Implementasi Nilai Fundamental dalam Kehidupan Beragama dan Bernegara

  • By locus
  • Desember 20, 2017
  • 0
  • 184 Views
Dasar negara bangsa Indonesia

“Beri aku 10 pemuda, maka akan aku goncangkan dunia”
Itulah kata-kata yang lazim di perdengarkan dalam acara-acara peringatan sumpah pemuda maupun pidato-pidato untuk membakar semangat para kaula muda, dan ini adalah kata-kata fenomenal yang di ucapkan oleh sang presiden pertama bangsa kita yaitu Ir. Soekarno. Jika flashback ke era masa perjuangan memperebutkan kemerdekaan Indonesia, pernyataan tersebut bisa saja menjadi relevan sebab ketika masa perjuangan para tokoh pemuda, mereka adalah kaum-kaum intelektual dan memiliki jiwa nasionalimse yang begitu besar sehingga cita-cita yang mereka gadang-gadangkan untuk memperoleh kemerdekaan bangsa Indonesia dapat di rengkuh berkat peran para pemuda tadi. Sebagai contoh peristiwa tahun 1908, yang dijadikan sebagai momentum awal kebangkitan nasionalisme Indonesia merupakan periode nasional yang banyak di isi oleh para pemuda dan mahasiswa bangsa ini. Kemudian peristiwa sumpah pemuda (1928) yang melahirkan kebulatan tekad bangsa ini, pun tidak lepas dari para mahasiswa serta pemuda dengan komunitas jong-jong-nya pada saat itu. Belum lagi peristiwa-peristiwa penting lainnya yang terjadi pada era pra kemerdekaan, pasca kemerdekaan, orde baru, dan reformasi. Semuanya tidak lepas dari peran serta kaum muda dan mahasiswa Indonesia kala itu. Soetomo, Soekarno, Hatta, M.Yamin, Sayuti Malik, Tan Malaka dan sederetan nama lain adalah para founding father kita yang berangkat dari semenjak mahasiswa hingga menjadi pelopor perjuangan kemerdekaan bangsa ini. Begitu besar pengaruh dan pentingnya peran pemuda pada masa perjuangan kemerdekaan, maka jika kita melihat perkembangan zaman seperti di era milenial ini seperti apakah peran pemuda terhadap bangsanya, padalah kita sudah hidup enak tinggal menikmati kemerdekaan, lalu pertanyaannya adalah apakah pemuda sekarang akan tetap pada zona amannya saja dengan menjalani hidup apa adanya sekedar mengikuti modernitas dan globalisasi, atau akan terus mengembangkan bangsa Indonesia yang masih terjebak menjadi Negara berkembang dengan berbagai masalah dan problematika pelik yang di hadapi.

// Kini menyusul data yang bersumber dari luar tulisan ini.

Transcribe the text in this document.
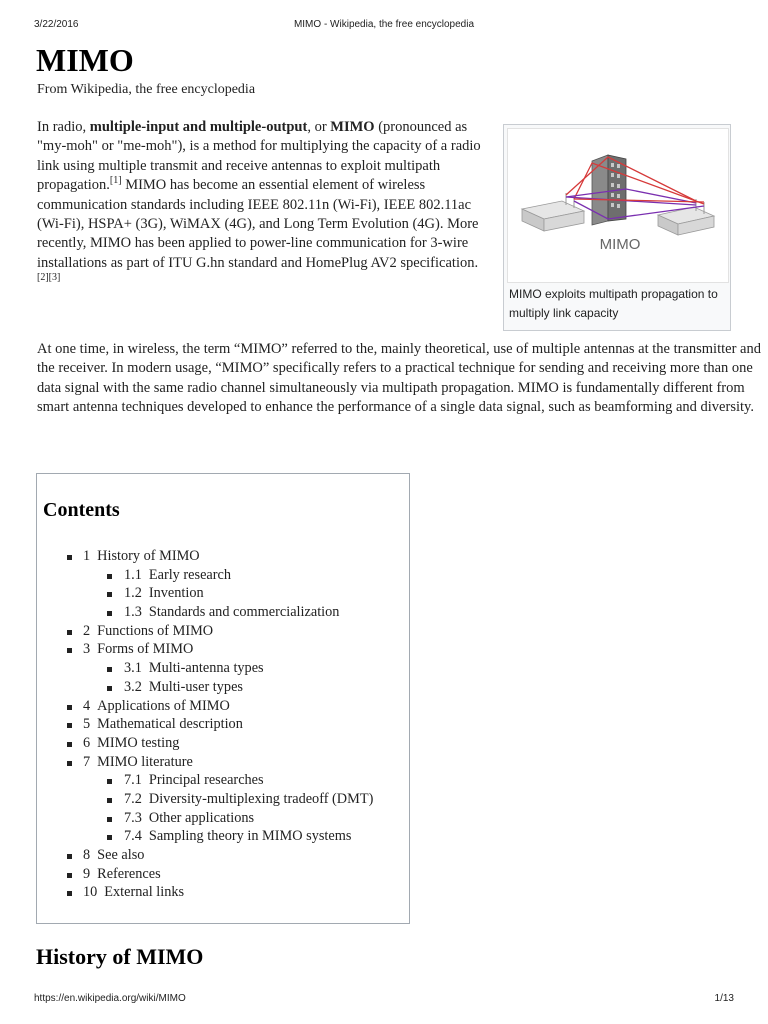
3/22/2016	MIMO - Wikipedia, the free encyclopedia
MIMO
From Wikipedia, the free encyclopedia

In radio, multiple-input and multiple-output, or MIMO (pronounced as "my-moh" or "me-moh"), is a method for multiplying the capacity of a radio link using multiple transmit and receive antennas to exploit multipath propagation.[1] MIMO has become an essential element of wireless communication standards including IEEE 802.11n (Wi-Fi), IEEE 802.11ac (Wi-Fi), HSPA+ (3G), WiMAX (4G), and Long Term Evolution (4G). More recently, MIMO has been applied to power-line communication for 3-wire installations as part of ITU G.hn standard and HomePlug AV2 specification.[2][3]

MIMO
MIMO exploits multipath propagation to multiply link capacity

At one time, in wireless, the term “MIMO” referred to the, mainly theoretical, use of multiple antennas at the transmitter and the receiver. In modern usage, “MIMO” specifically refers to a practical technique for sending and receiving more than one data signal with the same radio channel simultaneously via multipath propagation. MIMO is fundamentally different from smart antenna techniques developed to enhance the performance of a single data signal, such as beamforming and diversity.

Contents
1 History of MIMO
1.1 Early research
1.2 Invention
1.3 Standards and commercialization
2 Functions of MIMO
3 Forms of MIMO
3.1 Multi-antenna types
3.2 Multi-user types
4 Applications of MIMO
5 Mathematical description
6 MIMO testing
7 MIMO literature
7.1 Principal researches
7.2 Diversity-multiplexing tradeoff (DMT)
7.3 Other applications
7.4 Sampling theory in MIMO systems
8 See also
9 References
10 External links
History of MIMO
https://en.wikipedia.org/wiki/MIMO	1/13
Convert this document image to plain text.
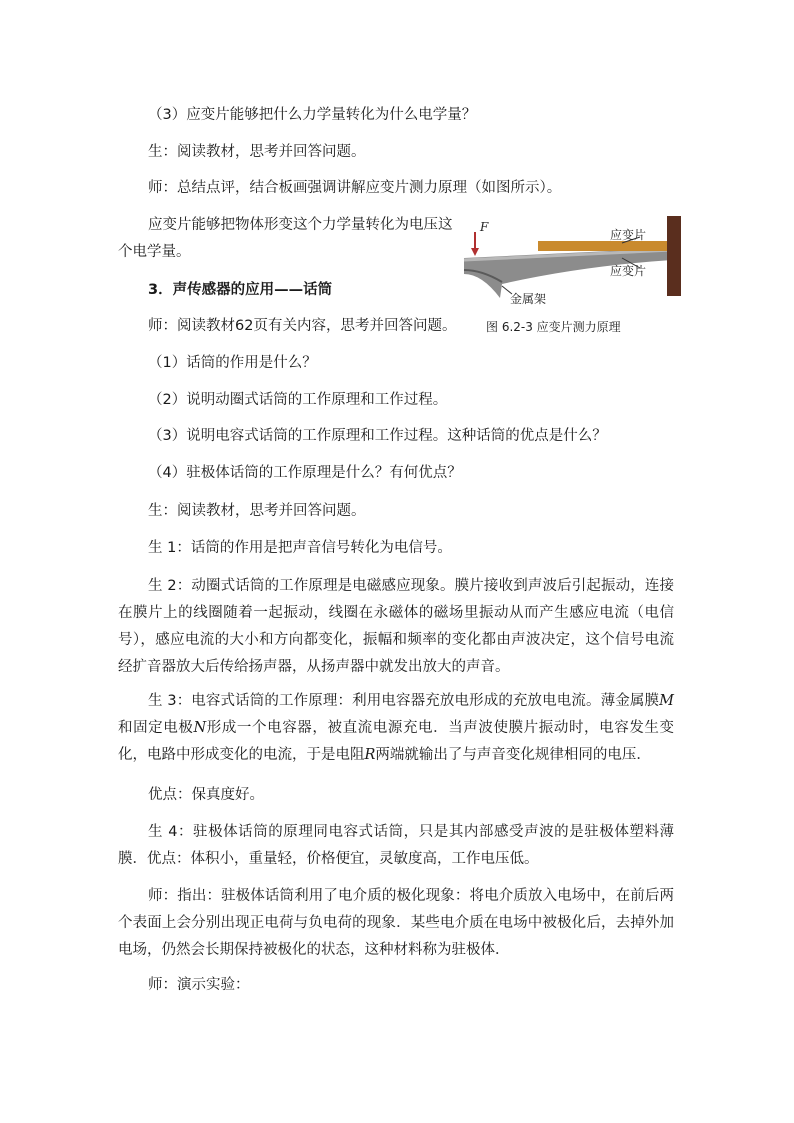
（3）应变片能够把什么力学量转化为什么电学量？
生：阅读教材，思考并回答问题。
师：总结点评，结合板画强调讲解应变片测力原理（如图所示）。
应变片能够把物体形变这个力学量转化为电压这
个电学量。
3．声传感器的应用——话筒
师：阅读教材62页有关内容，思考并回答问题。
F
应变片
应变片
金属架
图 6.2-3 应变片测力原理
（1）话筒的作用是什么？
（2）说明动圈式话筒的工作原理和工作过程。
（3）说明电容式话筒的工作原理和工作过程。这种话筒的优点是什么？
（4）驻极体话筒的工作原理是什么？有何优点？
生：阅读教材，思考并回答问题。
生 1：话筒的作用是把声音信号转化为电信号。
生 2：动圈式话筒的工作原理是电磁感应现象。膜片接收到声波后引起振动，连接在膜片上的线圈随着一起振动，线圈在永磁体的磁场里振动从而产生感应电流（电信号），感应电流的大小和方向都变化，振幅和频率的变化都由声波决定，这个信号电流经扩音器放大后传给扬声器，从扬声器中就发出放大的声音。
生 3：电容式话筒的工作原理：利用电容器充放电形成的充放电电流。薄金属膜M和固定电极N形成一个电容器，被直流电源充电．当声波使膜片振动时，电容发生变化，电路中形成变化的电流，于是电阻R两端就输出了与声音变化规律相同的电压．
优点：保真度好。
生 4：驻极体话筒的原理同电容式话筒，只是其内部感受声波的是驻极体塑料薄膜．优点：体积小，重量轻，价格便宜，灵敏度高，工作电压低。
师：指出：驻极体话筒利用了电介质的极化现象：将电介质放入电场中，在前后两个表面上会分别出现正电荷与负电荷的现象．某些电介质在电场中被极化后，去掉外加电场，仍然会长期保持被极化的状态，这种材料称为驻极体．
师：演示实验：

Bicara tentang fenomena, akhir-akhir ini banyak sekali fenomena absurd dan jauh dari sifat warga Indonesia yang penuh rasa toleransi serta moderat. Ambil contoh peristiwa luar biasa di akhir tahun 2016, permasalahan ini muncul mana kala salah satu pernyataan gubernur Jakarta yakni Basuki Tjahja Purnama atau sering dikenal dengan Ahok, yang mana atas pernyataannya tentang surat Al Maidah ayat 51 tersebut mengundang reaksi para warga, hingga muncullah kasus penistaan terhadap agama yang kemudian bermunculan berbagai opini publik yang bertebaran di media social, dan hal tersebut pun menyulut emosi warga Indonesia khususnya umat muslim, sampai-sampai munculah aksi-aksi dengan masa yang begitu luar biasa, karena mampu menyedot masa hingga jutaan orang tumpah ruah di jalanan ibu kota dan ini berlangsung sampai berapa kali, aksi tersebut antara lain 411 dan 212. Begitu kompak dan luar biasa sekali gerakan massa yang mampu di kerahkan, andai saja ketika kasus-kasus lain seperti korupsi yang kini sedang buming yaitu kasus korupsi E-KTP ataupun ketidak adilan macam persoalan prefort maupun konflik agrarian gunung kendeng, tentang perserteruan petani dan perusahaan yang hendak membangun pabrik semen. Jika kasus tersebut mendapat simpati seperti kasus yang katanya penistaan agama yang menyerempet menjadi aksi Bela Negara, yang kemudian mampu menurunkan aksi turun ke jalan dengan masa yang besar dan banyak, maka dapat di pastikan kasus-kasus seperti korupsi ataupun ketidak adilan terhadap rakyat kecil, besar kemungkinan dapat teradili dengan baik, jadi sejatinya yang membutuhkan pembelaan adalah manusia yang tidak berdaya macam petani, buruh, dan kaum marjinal lainnya, bukan hanya Tuhan saja yang di bela, lha wong tanpa di belapun Gusti Allah masih tetap tak terkalahkan dan tidak akan hilang kebesaraan serta kekuasaannya. Itulah dinamika yang melanda bangsa ini.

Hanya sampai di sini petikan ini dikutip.